I have spent many years now, dealing with my many ups and downs. Being cognizant of my emotional struggles I have noticed that this year I have been putting up some big ole' walls.
I have been at work every hour that they will let me and when I'm not there I'm doing everything possible to forget the holidays. Everything but celebrate.
I hate being this intentionally vulnerable, but here it goes anyway. I am hurting. I hate the fact that I'm in this place where my idea of a great Christmas is getting a card. Where I cannot go to church to hang out with church friends where I cannot hug my family. I regret deeply my actions coming here and I can't stand the fact that this place exists in my reality because I lost control.
I am lonely and depressed and nothing I'm doing is filling the void that exists. Instead I feel like there is this vacuum where I once had my loved ones.
At the risk of sounding pretentious I hate that I have made such significant changes in myself and yet I still have to live with the old me in existence, even if its only in my head and from the judgements of others.
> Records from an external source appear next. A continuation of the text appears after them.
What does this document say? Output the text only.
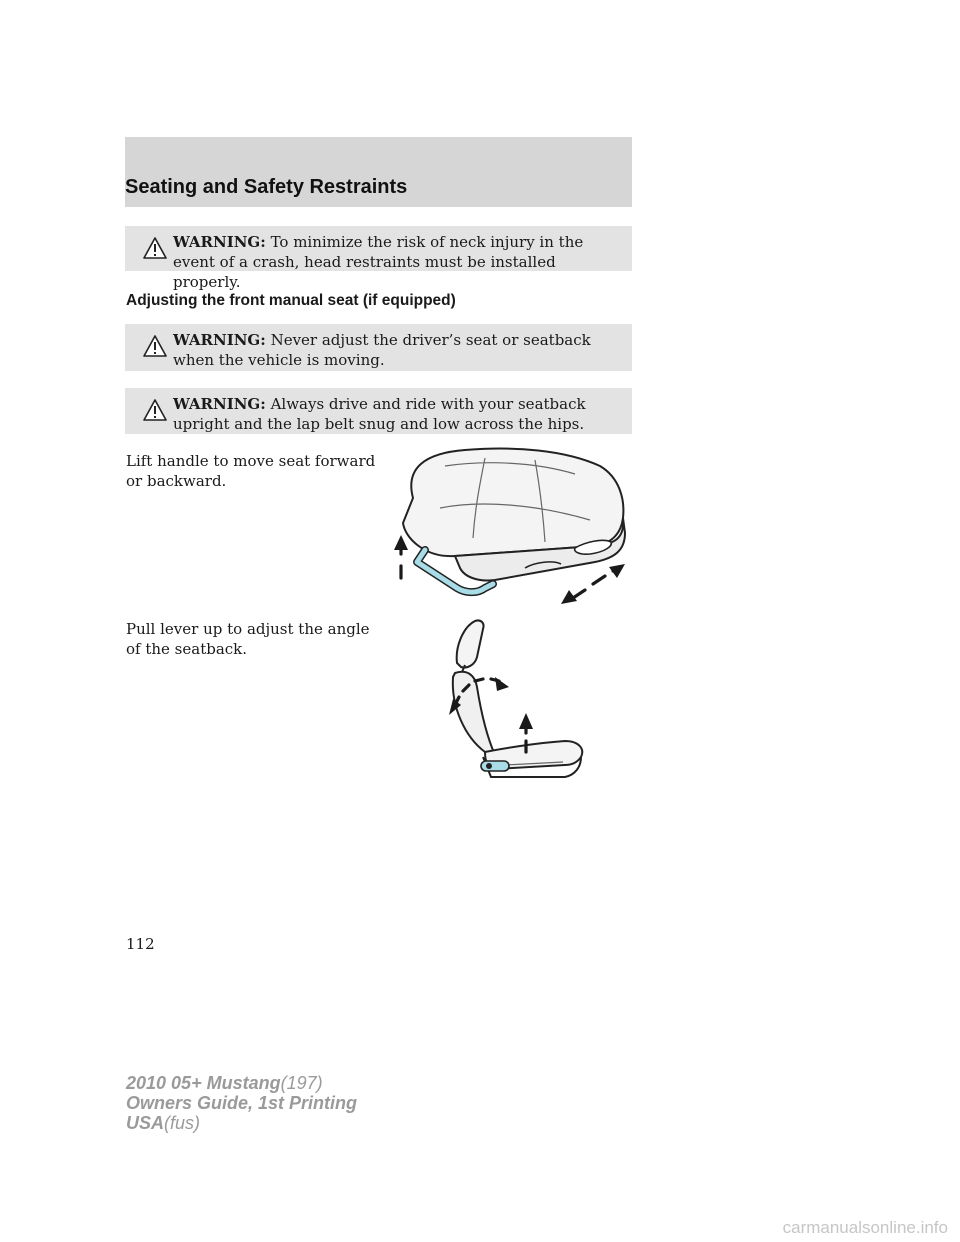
Seating and Safety Restraints
WARNING: To minimize the risk of neck injury in the event of a crash, head restraints must be installed properly.
Adjusting the front manual seat (if equipped)
WARNING: Never adjust the driver’s seat or seatback when the vehicle is moving.
WARNING: Always drive and ride with your seatback upright and the lap belt snug and low across the hips.
Lift handle to move seat forward or backward.
Pull lever up to adjust the angle of the seatback.
112
2010 05+ Mustang(197)
Owners Guide, 1st Printing
USA(fus)
carmanualsonline.info
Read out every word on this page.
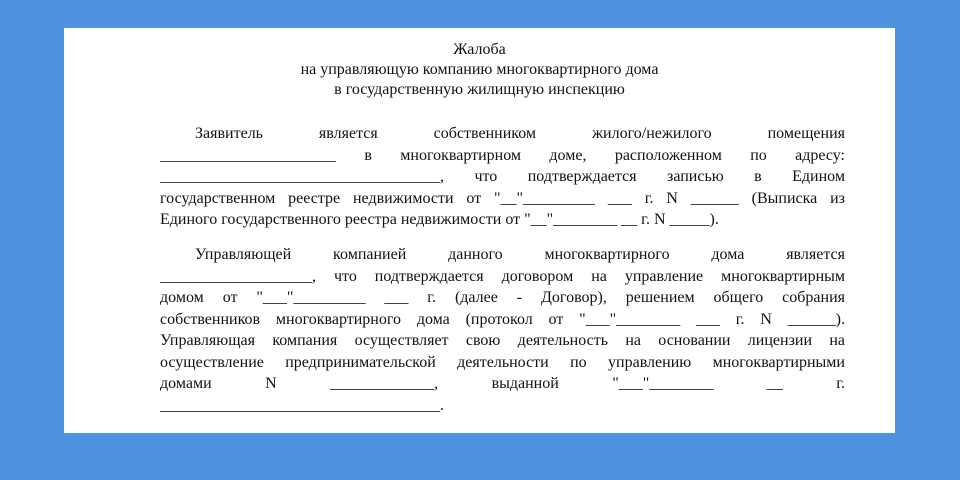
Жалоба
на управляющую компанию многоквартирного дома
в государственную жилищную инспекцию
Заявитель является собственником жилого/нежилого помещения
______________________ в многоквартирном доме, расположенном по адресу:
___________________________________, что подтверждается записью в Едином
государственном реестре недвижимости от "__"_________ ___ г. N ______ (Выписка из
Единого государственного реестра недвижимости от "__"________ __ г. N _____).
Управляющей компанией данного многоквартирного дома является
___________________, что подтверждается договором на управление многоквартирным
домом от "___"_________ ___ г. (далее - Договор), решением общего собрания
собственников многоквартирного дома (протокол от "___"________ ___ г. N ______).
Управляющая компания осуществляет свою деятельность на основании лицензии на
осуществление предпринимательской деятельности по управлению многоквартирными
домами N _____________, выданной "___"________ __ г.
___________________________________.
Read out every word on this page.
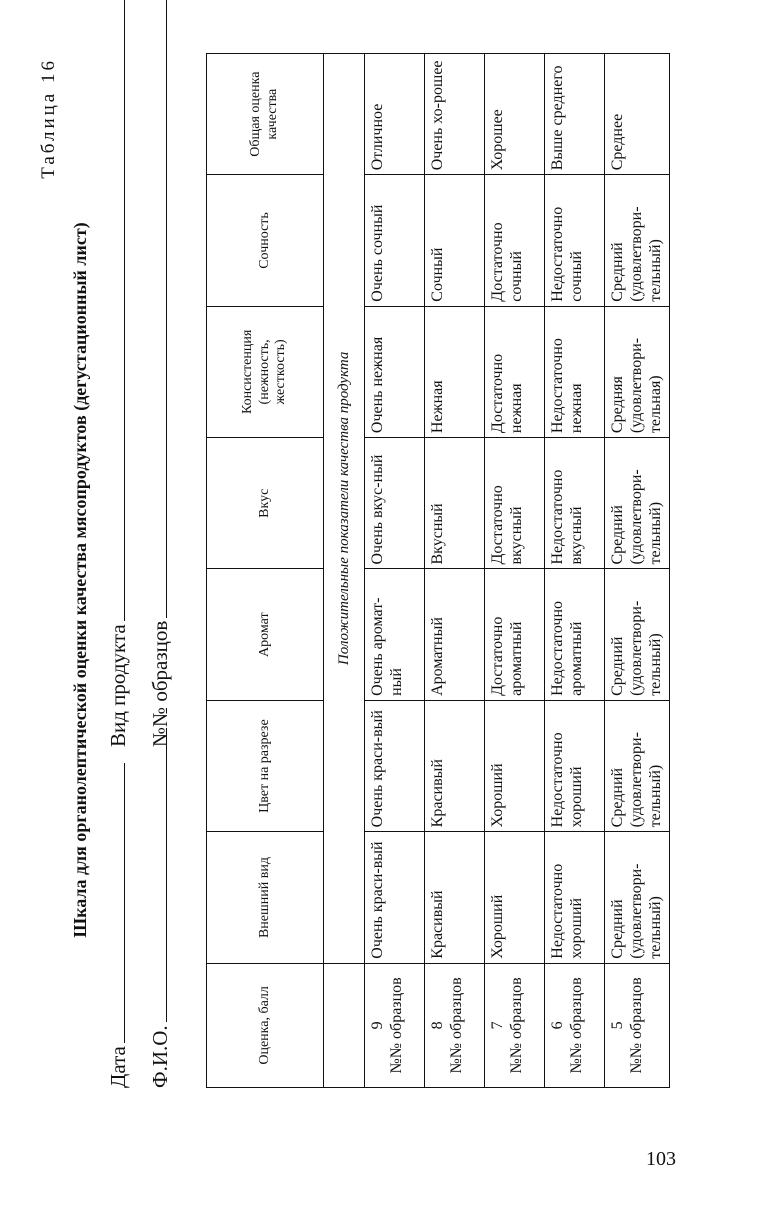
Таблица 16
Шкала для органолептической оценки качества мясопродуктов (дегустационный лист)
Дата
Вид продукта
Ф.И.О.
№№ образцов
Оценка, балл	Внешний вид	Цвет на разрезе	Аромат	Вкус	Консистенция (нежность, жесткость)	Сочность	Общая оценка качества
	Положительные показатели качества продукта						

9 №№ образцов	Очень краси-вый	Очень краси-вый	Очень аромат-ный	Очень вкус-ный	Очень нежная	Очень сочный	Отличное

8 №№ образцов	Красивый	Красивый	Ароматный	Вкусный	Нежная	Сочный	Очень хо-рошее

7 №№ образцов	Хороший	Хороший	Достаточно ароматный	Достаточно вкусный	Достаточно нежная	Достаточно сочный	Хорошее

6 №№ образцов	Недостаточно хороший	Недостаточно хороший	Недостаточно ароматный	Недостаточно вкусный	Недостаточно нежная	Недостаточно сочный	Выше среднего

5 №№ образцов	Средний (удовлетвори-тельный)	Средний (удовлетвори-тельный)	Средний (удовлетвори-тельный)	Средний (удовлетвори-тельный)	Средняя (удовлетвори-тельная)	Средний (удовлетвори-тельный)	Среднее
103
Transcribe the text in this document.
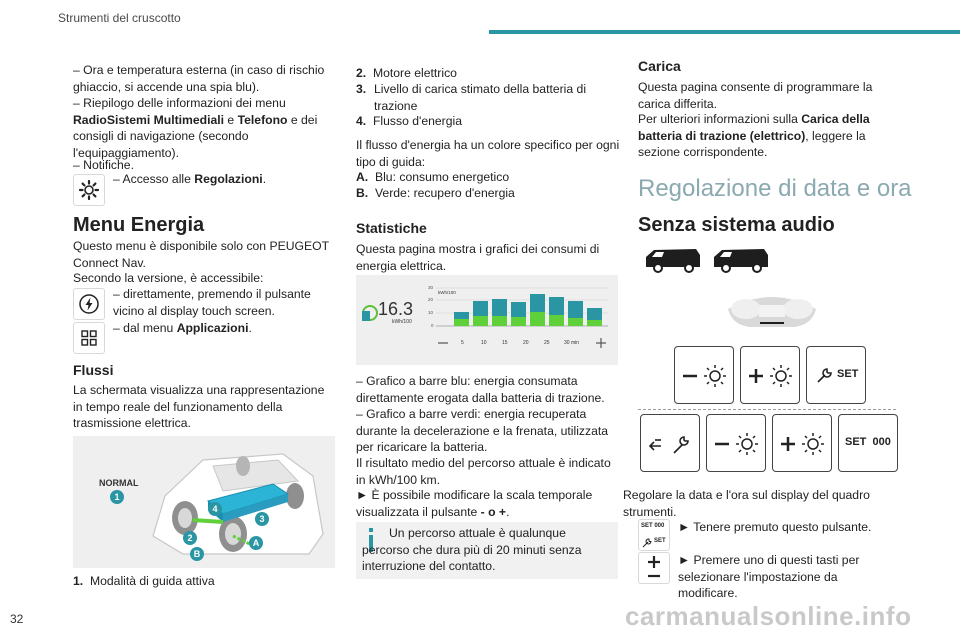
Strumenti del cruscotto
– Ora e temperatura esterna (in caso di rischio ghiaccio, si accende una spia blu).
– Riepilogo delle informazioni dei menu RadioSistemi Multimediali e Telefono e dei consigli di navigazione (secondo l'equipaggiamento).
– Notifiche.
– Accesso alle Regolazioni.
Menu Energia
Questo menu è disponibile solo con PEUGEOT Connect Nav.
Secondo la versione, è accessibile:
– direttamente, premendo il pulsante vicino al display touch screen.
– dal menu Applicazioni.
Flussi
La schermata visualizza una rappresentazione in tempo reale del funzionamento della trasmissione elettrica.
NORMAL
1
2
3
4
A
B
1. Modalità di guida attiva
2. Motore elettrico
3. Livello di carica stimato della batteria di trazione
4. Flusso d'energia
Il flusso d'energia ha un colore specifico per ogni tipo di guida:
A. Blu: consumo energetico
B. Verde: recupero d'energia
Statistiche
Questa pagina mostra i grafici dei consumi di energia elettrica.
16.3
kWh/100
kWh/100
30
20
10
0
5	10	15	20	25	30 min
– Grafico a barre blu: energia consumata direttamente erogata dalla batteria di trazione.
– Grafico a barre verdi: energia recuperata durante la decelerazione e la frenata, utilizzata per ricaricare la batteria.
Il risultato medio del percorso attuale è indicato in kWh/100 km.
► È possibile modificare la scala temporale visualizzata il pulsante - o +.
Un percorso attuale è qualunque percorso che dura più di 20 minuti senza interruzione del contatto.
Carica
Questa pagina consente di programmare la carica differita.
Per ulteriori informazioni sulla Carica della batteria di trazione (elettrico), leggere la sezione corrispondente.
Regolazione di data e ora
Senza sistema audio
SET
SET  000
Regolare la data e l'ora sul display del quadro strumenti.
SET 000
SET
► Tenere premuto questo pulsante.
► Premere uno di questi tasti per selezionare l'impostazione da modificare.
32	carmanualsonline.info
I can't stand it.
All my efforts to reach out have failed and the only contact I'm getting despite my best efforts is random people who have sent Christmas cards. Mainly from a program where if I write back it only goes to a po box where they do not reply back again, until next year.
I am craving human contact in which I get to interact with people on an intimate level. Just to talk about whatever. It doesn't matter, I just want to feel loved again. Like I'm not a waste, trash that has been thrown away or some iron bound slave that you write on a whim and then feel better because you wrote the terrible person, look how much better you are compared to your neighbor. I want to matter to somebody again.
I love people, truly. I was afraid to admit it before I knew who I was. But I am vastly different then who I was before. I only wish somone would give me that chance.